Understandably, Mike is somewhat annoyed but he hurries off with the store spare keys to open up.  Mike tries to contact George on all of the numbers that he has to no avail and then resigns himself to the fact that George won’t be in for the day.  Mike’s procedures are well documented and he goes about doing a formal hand over to Jane, who grabs the opportunity willingly as she wants to prove herself and get ahead.

On Friday (day two) Jane advises Mike that once again George has not arrived at work and they try and contact him again, leaving messages all over.

Saturday (day three), Jane again advises that George has not arrived at work and again they try and contact him, leaving messages for him everywhere.

Sunday (day four), Jane makes the call again to advise Mike that George has not arrived for work.

Monday morning early George arrives together with a long story of how he was kidnapped.  Mike, who was furious, now feels remorse about his anger and now starts feeling pity for his traumatised employee instead.
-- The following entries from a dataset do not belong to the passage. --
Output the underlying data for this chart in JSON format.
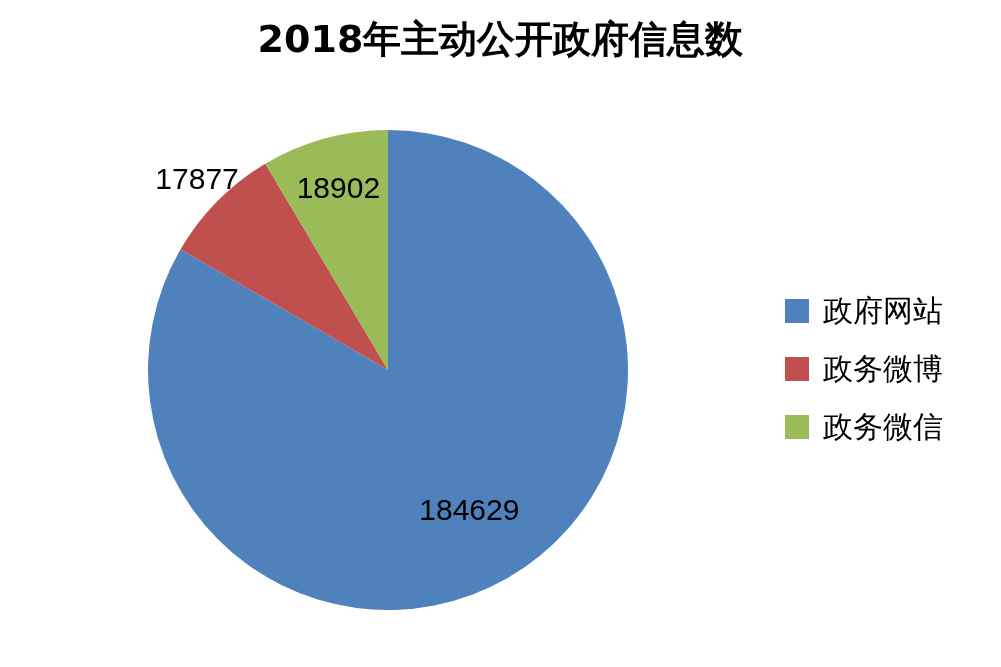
{
  "chart_data": {
    "type": "pie",
    "title": "2018年主动公开政府信息数",
    "categories": [
      "政府网站",
      "政务微博",
      "政务微信"
    ],
    "values": [
      184629,
      17877,
      18902
    ],
    "colors": [
      "#4f81bd",
      "#c0504d",
      "#9bbb59"
    ],
    "data_labels": true,
    "legend": "right"
  }
}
A thought keeps popping into his head however because for someone who was kidnapped and physically restrained (as per George’s story) and held without food or water in a dark room, there is no visible signs of any trauma.  Mike decides to ‘keep it tidy’ and asks George for the Police Case Number and hospital records where George was ‘checked out’ to ensure that he was okay, for the records.
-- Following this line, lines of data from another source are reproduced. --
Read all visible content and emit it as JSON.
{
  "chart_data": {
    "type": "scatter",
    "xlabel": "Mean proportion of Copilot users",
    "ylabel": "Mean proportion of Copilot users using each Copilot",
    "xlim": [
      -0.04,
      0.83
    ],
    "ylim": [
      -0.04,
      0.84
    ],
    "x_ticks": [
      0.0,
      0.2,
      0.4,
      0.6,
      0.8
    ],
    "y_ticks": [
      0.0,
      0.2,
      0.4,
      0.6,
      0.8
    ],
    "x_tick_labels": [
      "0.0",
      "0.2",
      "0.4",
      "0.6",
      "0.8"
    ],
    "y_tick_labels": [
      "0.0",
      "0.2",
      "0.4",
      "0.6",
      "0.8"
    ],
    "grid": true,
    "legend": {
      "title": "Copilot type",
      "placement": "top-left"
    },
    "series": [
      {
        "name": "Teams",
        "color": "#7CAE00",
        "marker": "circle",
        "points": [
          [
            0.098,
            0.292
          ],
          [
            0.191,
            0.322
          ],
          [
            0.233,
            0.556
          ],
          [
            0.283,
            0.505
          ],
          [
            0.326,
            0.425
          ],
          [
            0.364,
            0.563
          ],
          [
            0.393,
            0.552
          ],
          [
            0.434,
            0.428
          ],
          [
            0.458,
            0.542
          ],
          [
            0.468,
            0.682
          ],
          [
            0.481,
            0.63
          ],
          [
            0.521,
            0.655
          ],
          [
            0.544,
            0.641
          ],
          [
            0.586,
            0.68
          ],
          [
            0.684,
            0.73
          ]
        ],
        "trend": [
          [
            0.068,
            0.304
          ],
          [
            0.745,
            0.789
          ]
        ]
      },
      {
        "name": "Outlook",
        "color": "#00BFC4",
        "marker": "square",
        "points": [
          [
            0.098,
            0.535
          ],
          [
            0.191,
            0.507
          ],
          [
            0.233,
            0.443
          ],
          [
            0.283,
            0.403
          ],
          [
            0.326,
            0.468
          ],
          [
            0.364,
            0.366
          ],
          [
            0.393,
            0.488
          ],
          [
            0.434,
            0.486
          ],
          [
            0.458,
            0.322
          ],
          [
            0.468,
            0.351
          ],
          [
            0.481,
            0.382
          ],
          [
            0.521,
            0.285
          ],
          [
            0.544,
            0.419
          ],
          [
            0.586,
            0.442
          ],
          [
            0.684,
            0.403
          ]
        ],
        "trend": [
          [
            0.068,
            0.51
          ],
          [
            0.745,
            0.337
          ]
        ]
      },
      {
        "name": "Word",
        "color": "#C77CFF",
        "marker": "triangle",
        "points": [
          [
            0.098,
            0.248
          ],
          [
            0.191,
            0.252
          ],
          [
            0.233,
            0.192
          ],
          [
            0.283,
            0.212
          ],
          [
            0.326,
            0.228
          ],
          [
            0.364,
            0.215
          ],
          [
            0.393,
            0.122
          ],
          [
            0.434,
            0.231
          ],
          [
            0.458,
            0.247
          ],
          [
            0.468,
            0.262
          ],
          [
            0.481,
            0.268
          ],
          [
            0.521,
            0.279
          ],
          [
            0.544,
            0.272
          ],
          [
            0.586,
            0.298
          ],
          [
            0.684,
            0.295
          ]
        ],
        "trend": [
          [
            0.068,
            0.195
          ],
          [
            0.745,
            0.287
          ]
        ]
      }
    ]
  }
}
Several days later after much nagging, George breaks down and admits that there is no case number as he did not report it to the police and he did not go to the hospital because well, there was no kidnapping.  The actual event that took place was that George went out drinking with his friends on the Wednesday evening and they continued to drink through the night and then all of Thursday too.  At some point it was decided in their alcoholic haze that they needed an excuse as to why none of them had gone to work and they came up with the kidnapping story.  The alcoholic binge had continued through Friday and Saturday as well and George had slept through Saturday night and all day Sunday which is why he was able to return to work on Monday morning.

Furious again, Mike brought disciplinary charges against George for being AWOL (following the correct procedures of course) and George was found guilty.  The days that he had been off were calculated as unpaid leave and the money was deducted from George’s salary.  George’s elaborate story also had consequences.  George was demoted and lost his title of Manager and Jane was promoted into his position.